The artists of the exhibition include important artists such as Hamra Abbas, Rashad Alakbarov, Khalil Altindere, Dana Awartani, Ferey-
doun Ave, Decan, Noor Ali Chagani, Cansu Cakar, Hayv Kahraman, Imran Qureshi, Nilima Sheikh, Shahpour Pouyan, Shahzia Sikander
and Saira Wasim.
Azra Tüzünoğlu and Gülce Özkara point out that miniature from sculpture to video, textile to placement has gained a theoretical potential
for the re-creation of miniature today and outline that the aim of the exhibition is to " remove miniature from view only as a historical
object, treat it as a unique art form and highlight its theoretical potential”. Curators share the following information about the framework
of the exhibition: “In this exhibition, which juxtaposes works based on miniature, we aimed to reveal different approaches to miniature
and the principles they share.
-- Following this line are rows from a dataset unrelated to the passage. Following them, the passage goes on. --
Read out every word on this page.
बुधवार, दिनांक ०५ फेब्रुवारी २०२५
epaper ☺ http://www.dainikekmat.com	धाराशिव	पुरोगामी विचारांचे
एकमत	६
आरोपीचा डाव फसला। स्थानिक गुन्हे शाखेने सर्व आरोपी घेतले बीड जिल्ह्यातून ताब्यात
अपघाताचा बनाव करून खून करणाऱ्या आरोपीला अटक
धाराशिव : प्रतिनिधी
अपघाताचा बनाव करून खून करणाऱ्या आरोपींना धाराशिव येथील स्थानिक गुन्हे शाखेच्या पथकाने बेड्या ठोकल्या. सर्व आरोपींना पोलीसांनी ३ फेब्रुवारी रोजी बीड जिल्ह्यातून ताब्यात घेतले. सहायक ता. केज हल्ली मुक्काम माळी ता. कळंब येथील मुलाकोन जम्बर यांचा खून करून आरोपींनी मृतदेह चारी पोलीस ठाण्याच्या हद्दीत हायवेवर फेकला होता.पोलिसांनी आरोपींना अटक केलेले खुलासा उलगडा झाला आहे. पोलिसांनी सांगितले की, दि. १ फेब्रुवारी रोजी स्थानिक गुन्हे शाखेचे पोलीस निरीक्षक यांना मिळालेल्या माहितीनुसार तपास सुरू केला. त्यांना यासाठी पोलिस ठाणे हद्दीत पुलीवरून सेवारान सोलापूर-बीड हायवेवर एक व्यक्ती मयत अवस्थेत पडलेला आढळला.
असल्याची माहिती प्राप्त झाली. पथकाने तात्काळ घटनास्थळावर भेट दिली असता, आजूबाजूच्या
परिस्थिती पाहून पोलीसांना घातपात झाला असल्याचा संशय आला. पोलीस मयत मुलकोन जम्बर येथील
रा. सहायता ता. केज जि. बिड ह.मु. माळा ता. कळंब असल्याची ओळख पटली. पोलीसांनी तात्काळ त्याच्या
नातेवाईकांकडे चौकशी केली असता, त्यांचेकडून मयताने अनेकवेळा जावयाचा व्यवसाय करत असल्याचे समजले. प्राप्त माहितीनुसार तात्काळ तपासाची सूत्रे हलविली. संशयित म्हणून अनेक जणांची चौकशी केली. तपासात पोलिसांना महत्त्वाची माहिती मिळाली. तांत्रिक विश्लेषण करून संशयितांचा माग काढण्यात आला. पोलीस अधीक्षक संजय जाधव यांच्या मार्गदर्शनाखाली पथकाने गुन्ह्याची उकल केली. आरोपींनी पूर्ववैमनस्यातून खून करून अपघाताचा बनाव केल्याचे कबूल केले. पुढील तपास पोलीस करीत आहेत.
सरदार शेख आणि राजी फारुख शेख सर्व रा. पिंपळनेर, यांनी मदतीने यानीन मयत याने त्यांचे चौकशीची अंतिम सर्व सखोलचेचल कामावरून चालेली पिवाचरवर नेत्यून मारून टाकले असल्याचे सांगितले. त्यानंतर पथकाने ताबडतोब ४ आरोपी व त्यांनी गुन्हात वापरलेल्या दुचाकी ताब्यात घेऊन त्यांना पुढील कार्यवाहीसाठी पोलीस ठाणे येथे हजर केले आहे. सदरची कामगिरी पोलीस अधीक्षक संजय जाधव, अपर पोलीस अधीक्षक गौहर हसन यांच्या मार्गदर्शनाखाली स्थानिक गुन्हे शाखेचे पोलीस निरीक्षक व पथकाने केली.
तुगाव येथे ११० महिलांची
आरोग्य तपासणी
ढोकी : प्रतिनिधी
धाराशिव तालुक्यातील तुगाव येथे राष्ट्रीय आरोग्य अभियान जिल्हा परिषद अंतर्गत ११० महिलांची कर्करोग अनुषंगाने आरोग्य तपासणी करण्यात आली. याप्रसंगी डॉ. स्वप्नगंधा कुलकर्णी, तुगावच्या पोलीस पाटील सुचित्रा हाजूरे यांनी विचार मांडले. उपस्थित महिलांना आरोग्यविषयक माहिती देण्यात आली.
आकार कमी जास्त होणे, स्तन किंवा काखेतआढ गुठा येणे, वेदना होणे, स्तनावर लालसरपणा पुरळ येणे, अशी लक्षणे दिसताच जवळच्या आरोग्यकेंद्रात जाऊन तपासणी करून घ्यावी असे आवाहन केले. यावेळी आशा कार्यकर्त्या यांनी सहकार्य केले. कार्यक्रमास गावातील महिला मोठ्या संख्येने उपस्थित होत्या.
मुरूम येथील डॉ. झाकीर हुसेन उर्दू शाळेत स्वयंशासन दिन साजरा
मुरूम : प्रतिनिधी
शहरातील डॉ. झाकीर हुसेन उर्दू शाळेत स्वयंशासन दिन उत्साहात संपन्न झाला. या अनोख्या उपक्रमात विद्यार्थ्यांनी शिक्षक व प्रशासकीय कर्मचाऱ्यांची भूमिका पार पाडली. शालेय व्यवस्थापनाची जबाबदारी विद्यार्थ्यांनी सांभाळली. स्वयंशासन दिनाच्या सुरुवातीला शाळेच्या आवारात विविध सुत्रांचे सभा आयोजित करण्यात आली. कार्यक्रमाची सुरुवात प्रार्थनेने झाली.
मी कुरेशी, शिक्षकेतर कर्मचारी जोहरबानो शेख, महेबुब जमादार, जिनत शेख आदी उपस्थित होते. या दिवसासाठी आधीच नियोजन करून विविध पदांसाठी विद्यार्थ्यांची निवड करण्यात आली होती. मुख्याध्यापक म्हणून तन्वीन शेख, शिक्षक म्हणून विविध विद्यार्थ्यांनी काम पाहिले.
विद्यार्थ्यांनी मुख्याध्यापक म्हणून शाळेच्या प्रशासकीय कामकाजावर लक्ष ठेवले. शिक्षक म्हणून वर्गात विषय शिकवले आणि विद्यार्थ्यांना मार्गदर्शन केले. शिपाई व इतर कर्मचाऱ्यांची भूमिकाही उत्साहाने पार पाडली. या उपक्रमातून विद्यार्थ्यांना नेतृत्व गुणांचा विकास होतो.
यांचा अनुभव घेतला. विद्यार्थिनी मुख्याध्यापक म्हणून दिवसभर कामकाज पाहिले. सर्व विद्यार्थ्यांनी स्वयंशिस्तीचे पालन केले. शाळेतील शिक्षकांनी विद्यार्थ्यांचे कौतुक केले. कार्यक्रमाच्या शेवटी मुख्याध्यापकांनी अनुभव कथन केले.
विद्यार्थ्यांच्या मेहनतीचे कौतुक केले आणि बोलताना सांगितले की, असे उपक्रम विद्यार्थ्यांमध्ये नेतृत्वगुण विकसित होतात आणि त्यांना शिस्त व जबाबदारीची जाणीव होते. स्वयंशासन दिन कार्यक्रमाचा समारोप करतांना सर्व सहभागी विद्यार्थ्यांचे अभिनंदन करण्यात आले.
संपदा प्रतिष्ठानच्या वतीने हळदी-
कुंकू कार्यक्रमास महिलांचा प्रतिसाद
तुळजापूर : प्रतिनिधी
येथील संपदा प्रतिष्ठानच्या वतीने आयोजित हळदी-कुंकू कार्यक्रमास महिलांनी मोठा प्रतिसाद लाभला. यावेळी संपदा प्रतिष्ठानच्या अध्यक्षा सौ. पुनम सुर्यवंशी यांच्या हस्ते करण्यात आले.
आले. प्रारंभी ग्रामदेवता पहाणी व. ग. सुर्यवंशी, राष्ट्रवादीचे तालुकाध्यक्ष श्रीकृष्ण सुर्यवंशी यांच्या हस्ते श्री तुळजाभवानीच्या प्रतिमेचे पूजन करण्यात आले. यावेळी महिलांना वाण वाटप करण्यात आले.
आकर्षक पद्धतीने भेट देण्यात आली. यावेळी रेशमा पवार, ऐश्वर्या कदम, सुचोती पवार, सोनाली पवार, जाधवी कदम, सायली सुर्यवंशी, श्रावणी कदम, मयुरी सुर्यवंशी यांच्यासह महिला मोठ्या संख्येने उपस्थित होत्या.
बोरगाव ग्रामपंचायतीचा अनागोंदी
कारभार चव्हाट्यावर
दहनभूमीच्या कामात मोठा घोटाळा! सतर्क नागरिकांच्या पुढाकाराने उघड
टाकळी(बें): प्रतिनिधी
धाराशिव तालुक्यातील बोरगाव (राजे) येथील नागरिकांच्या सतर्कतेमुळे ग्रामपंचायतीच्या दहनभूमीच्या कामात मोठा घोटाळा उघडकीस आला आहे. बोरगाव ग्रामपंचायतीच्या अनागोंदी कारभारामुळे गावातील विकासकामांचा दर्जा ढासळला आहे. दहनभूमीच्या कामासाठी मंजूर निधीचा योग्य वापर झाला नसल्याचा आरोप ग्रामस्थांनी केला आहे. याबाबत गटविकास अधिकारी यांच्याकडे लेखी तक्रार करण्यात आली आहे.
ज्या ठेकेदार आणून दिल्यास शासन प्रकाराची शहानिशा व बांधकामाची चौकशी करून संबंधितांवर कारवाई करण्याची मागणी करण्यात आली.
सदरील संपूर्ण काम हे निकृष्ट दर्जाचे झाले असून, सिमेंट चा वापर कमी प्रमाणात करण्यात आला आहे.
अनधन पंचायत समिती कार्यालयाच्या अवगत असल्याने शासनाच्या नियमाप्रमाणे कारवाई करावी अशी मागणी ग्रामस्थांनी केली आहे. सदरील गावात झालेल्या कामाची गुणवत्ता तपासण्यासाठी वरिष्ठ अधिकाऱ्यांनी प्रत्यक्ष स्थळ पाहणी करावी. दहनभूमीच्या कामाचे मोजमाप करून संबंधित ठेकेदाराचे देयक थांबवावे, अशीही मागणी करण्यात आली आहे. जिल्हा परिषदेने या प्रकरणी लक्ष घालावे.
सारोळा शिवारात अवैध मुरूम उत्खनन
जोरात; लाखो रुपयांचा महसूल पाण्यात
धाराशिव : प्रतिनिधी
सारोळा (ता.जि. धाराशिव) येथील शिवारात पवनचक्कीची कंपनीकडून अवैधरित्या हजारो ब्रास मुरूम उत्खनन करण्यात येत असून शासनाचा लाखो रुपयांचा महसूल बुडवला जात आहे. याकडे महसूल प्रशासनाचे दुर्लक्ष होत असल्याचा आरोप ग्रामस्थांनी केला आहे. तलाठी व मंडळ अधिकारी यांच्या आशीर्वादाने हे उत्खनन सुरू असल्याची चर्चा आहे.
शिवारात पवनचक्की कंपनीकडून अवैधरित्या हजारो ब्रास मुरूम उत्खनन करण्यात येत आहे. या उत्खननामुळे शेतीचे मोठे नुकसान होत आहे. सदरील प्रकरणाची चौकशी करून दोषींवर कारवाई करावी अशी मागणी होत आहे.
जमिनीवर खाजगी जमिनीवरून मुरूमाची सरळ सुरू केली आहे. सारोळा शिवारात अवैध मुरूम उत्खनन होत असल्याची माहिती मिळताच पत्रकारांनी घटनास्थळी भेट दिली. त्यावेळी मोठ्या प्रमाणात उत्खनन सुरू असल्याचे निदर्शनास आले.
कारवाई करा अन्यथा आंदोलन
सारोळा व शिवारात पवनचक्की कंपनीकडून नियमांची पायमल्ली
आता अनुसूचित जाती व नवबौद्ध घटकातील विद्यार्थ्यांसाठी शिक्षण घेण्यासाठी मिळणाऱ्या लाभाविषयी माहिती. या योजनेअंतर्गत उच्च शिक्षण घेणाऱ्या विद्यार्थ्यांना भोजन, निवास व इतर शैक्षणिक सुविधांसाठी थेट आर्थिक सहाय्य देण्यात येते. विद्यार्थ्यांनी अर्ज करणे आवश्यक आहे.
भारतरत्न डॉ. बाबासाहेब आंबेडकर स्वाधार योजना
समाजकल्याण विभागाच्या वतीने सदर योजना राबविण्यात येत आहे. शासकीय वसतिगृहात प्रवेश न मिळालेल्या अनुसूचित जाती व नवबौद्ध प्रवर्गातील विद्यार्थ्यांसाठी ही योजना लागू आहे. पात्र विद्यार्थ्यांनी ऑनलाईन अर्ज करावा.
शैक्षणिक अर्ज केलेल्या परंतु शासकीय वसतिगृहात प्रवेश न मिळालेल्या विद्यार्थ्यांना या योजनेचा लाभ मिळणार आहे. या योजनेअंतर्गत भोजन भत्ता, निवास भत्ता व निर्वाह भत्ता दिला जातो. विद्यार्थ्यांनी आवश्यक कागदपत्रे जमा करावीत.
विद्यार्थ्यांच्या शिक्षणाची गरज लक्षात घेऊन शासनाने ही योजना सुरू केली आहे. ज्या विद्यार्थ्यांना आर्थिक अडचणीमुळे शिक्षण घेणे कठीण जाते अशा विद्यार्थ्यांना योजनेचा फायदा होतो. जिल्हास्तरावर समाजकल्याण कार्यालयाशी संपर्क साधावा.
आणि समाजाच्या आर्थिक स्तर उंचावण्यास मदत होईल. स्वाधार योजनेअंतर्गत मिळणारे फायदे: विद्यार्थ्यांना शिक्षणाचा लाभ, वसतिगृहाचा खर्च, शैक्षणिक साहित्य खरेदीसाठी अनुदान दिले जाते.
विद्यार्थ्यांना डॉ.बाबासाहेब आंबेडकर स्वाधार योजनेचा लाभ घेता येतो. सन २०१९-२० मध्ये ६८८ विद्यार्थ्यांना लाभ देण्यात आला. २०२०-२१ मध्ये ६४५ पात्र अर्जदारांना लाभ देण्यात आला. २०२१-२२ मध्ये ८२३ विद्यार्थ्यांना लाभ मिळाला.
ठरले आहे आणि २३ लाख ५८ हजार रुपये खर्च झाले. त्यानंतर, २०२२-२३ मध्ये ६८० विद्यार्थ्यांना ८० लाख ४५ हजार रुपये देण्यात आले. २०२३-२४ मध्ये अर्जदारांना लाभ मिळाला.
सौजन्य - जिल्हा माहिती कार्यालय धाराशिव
What the artists in the exhibition have in common is that they look at the world through miniatures. Artists
who remove and size miniature from the books in which it has been inhabited for centuries by various methods, from sculpture to video,
from photography to placement, are exploring how this practice can live in today's world. (…) The works in the exhibition advocate action
in the face of nostalgia that freezes the miniature in time and tears it out of its cultural context. As discourses that yearn for a false past
multiply today, perhaps the past needs to be problematized for a better future and now. These local discourses, which have an impact on
the global level, today reveal the urgency of intercultural and international thinking. As we observe forms of creative resistance in many
parts of the world, our view of the world needs to be updated, just as miniature has been updated.